A la fin du XXe siècle, les procès intentés aux auteurs et les interdictions de leurs ouvrages ne sont guère plus d’actualité. Ce qui montre l’évolution des mœurs, presque rien ne choque les pouvoirs publics et la société dans son ensemble. Paradoxalement, en réprimant les auteurs, les autorités provoquaient une publicité involontaire à l’écrit censuré.

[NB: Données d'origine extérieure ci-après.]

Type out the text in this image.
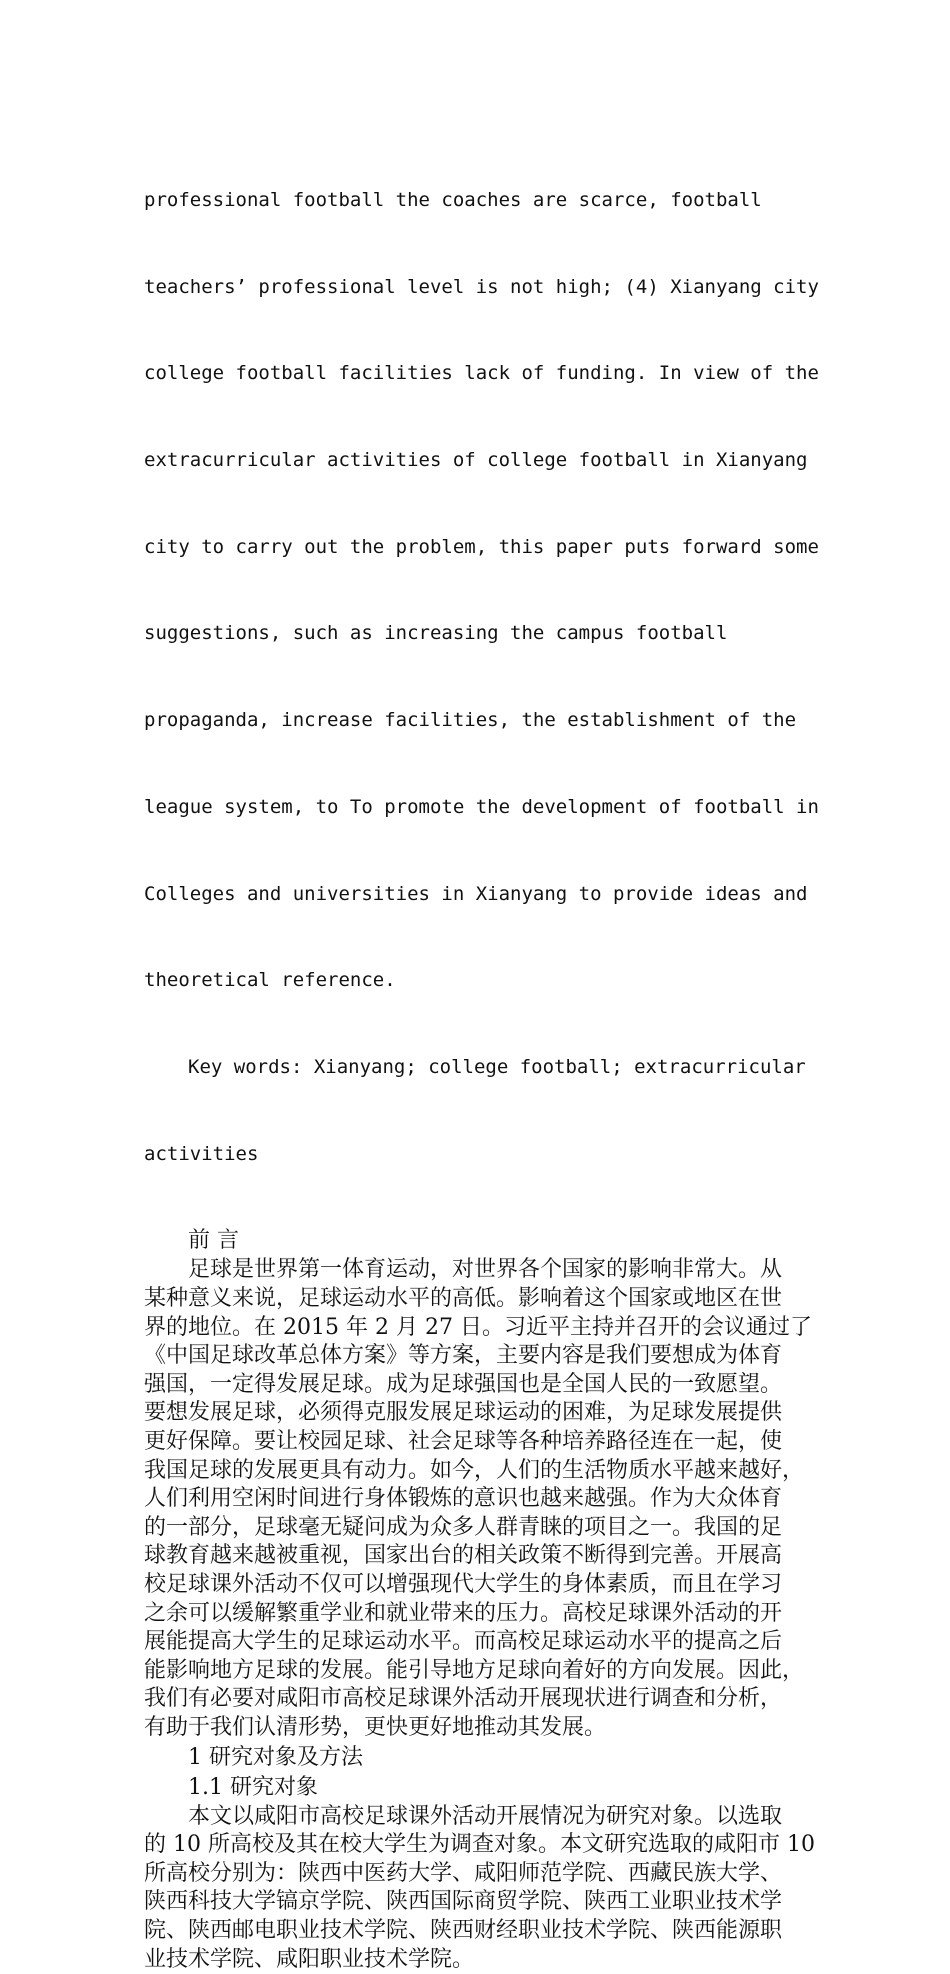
professional football the coaches are scarce, football

teachers’ professional level is not high; (4) Xianyang city

college football facilities lack of funding. In view of the

extracurricular activities of college football in Xianyang

city to carry out the problem, this paper puts forward some

suggestions, such as increasing the campus football

propaganda, increase facilities, the establishment of the

league system, to To promote the development of football in

Colleges and universities in Xianyang to provide ideas and

theoretical reference.

Key words: Xianyang; college football; extracurricular

activities

前 言
足球是世界第一体育运动，对世界各个国家的影响非常大。从
某种意义来说，足球运动水平的高低。影响着这个国家或地区在世
界的地位。在 2015 年 2 月 27 日。习近平主持并召开的会议通过了
《中国足球改革总体方案》等方案，主要内容是我们要想成为体育
强国，一定得发展足球。成为足球强国也是全国人民的一致愿望。
要想发展足球，必须得克服发展足球运动的困难，为足球发展提供
更好保障。要让校园足球、社会足球等各种培养路径连在一起，使
我国足球的发展更具有动力。如今，人们的生活物质水平越来越好，
人们利用空闲时间进行身体锻炼的意识也越来越强。作为大众体育
的一部分，足球毫无疑问成为众多人群青睐的项目之一。我国的足
球教育越来越被重视，国家出台的相关政策不断得到完善。开展高
校足球课外活动不仅可以增强现代大学生的身体素质，而且在学习
之余可以缓解繁重学业和就业带来的压力。高校足球课外活动的开
展能提高大学生的足球运动水平。而高校足球运动水平的提高之后
能影响地方足球的发展。能引导地方足球向着好的方向发展。因此，
我们有必要对咸阳市高校足球课外活动开展现状进行调查和分析，
有助于我们认清形势，更快更好地推动其发展。
1 研究对象及方法
1.1 研究对象
本文以咸阳市高校足球课外活动开展情况为研究对象。以选取
的 10 所高校及其在校大学生为调查对象。本文研究选取的咸阳市 10
所高校分别为：陕西中医药大学、咸阳师范学院、西藏民族大学、
陕西科技大学镐京学院、陕西国际商贸学院、陕西工业职业技术学
院、陕西邮电职业技术学院、陕西财经职业技术学院、陕西能源职
业技术学院、咸阳职业技术学院。
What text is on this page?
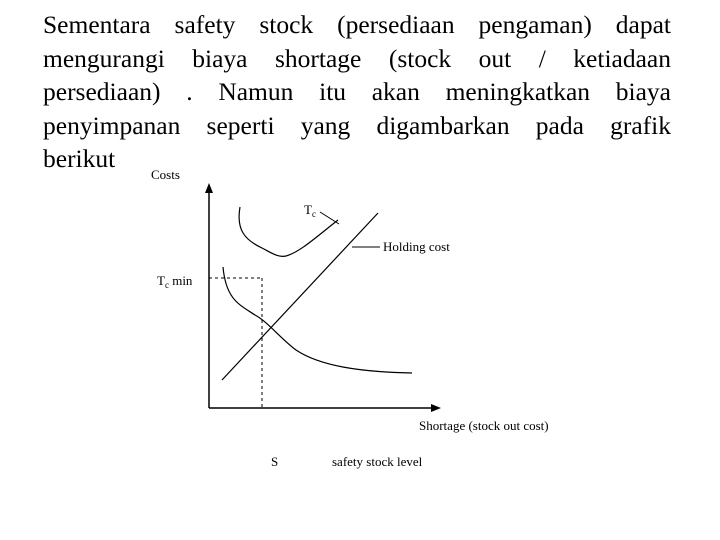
Sementara safety stock (persediaan pengaman) dapat
mengurangi biaya shortage (stock out / ketiadaan
persediaan) . Namun itu akan meningkatkan biaya
penyimpanan seperti yang digambarkan pada grafik
berikut

Costs
$T_c$
Holding cost
$T_c$ min
Shortage (stock out cost)
S	safety stock level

L’interdiction d’interdire (revendiqué en 1968) a mené à l’édulcoration des idées faute de « réaction » dans tous les sens du terme. La liberté d’expression, revendiquée tout au long des derniers siècles, une fois obtenue, n’a-t-elle pas fini par vider les écrits de toute charge subversive ? Seuls quelques sujets restent encore tabous comme la pédophilie ou le négationnisme.

La fine analyse des événements évoqués et l’ampleur de sa bibliographie de recherche, complétée par des archives judiciaires font tout l’intérêt du travail de Gisèle Sapiro. Néanmoins on peut regretter que la sociologue ait eu besoin de 750 pages pour mener à terme son étude sans penser à ses lecteurs qui n’ont pas nécessairement le temps de consacrer une aussi longue durée à la lecture d’un ouvrage.